Note 07. FGF-7 and hair density

FGF-7, keratinocyte growth factor, is a signaling protein produced by the dermal papilla cells at the base of the hair follicle, where it acts on the keratinocytes that form the hair shaft. It is one of the factors involved in regulating the follicle's growth phase, the phase that determines how much each follicle contributes to overall density.

Its position in the follicle is the reason OF·27 is built around it. The dermal papilla sits in the dermis, beneath the barrier documented in Note 03, and FGF-7 normally signals to the surrounding epithelial cells from there. A topical form of FGF-7 therefore has to reach the dermis to act in the location where the protein operates in the body. This is the requirement the oleosome fusion in Note 05 is built to meet.
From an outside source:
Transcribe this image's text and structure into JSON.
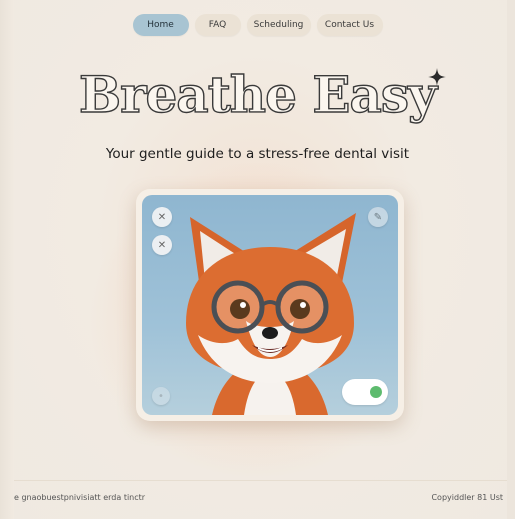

OF·27 pairs FGF-7 with FGF-2. The two cover complementary roles documented in Note 02: FGF-7 acting on the shaft-forming keratinocytes, FGF-2 in proliferation and in the vascular supply to the follicle. Both are produced as oleosome fusions on the Core Biogenesis platform and formulated together.

What this pairing does in practice is a measurement question, not a claim. The program's assessment of it is the trichoscopy study documented in Note 08 and Note 09. This note documents why these two proteins, in this location, are the ones the program selected.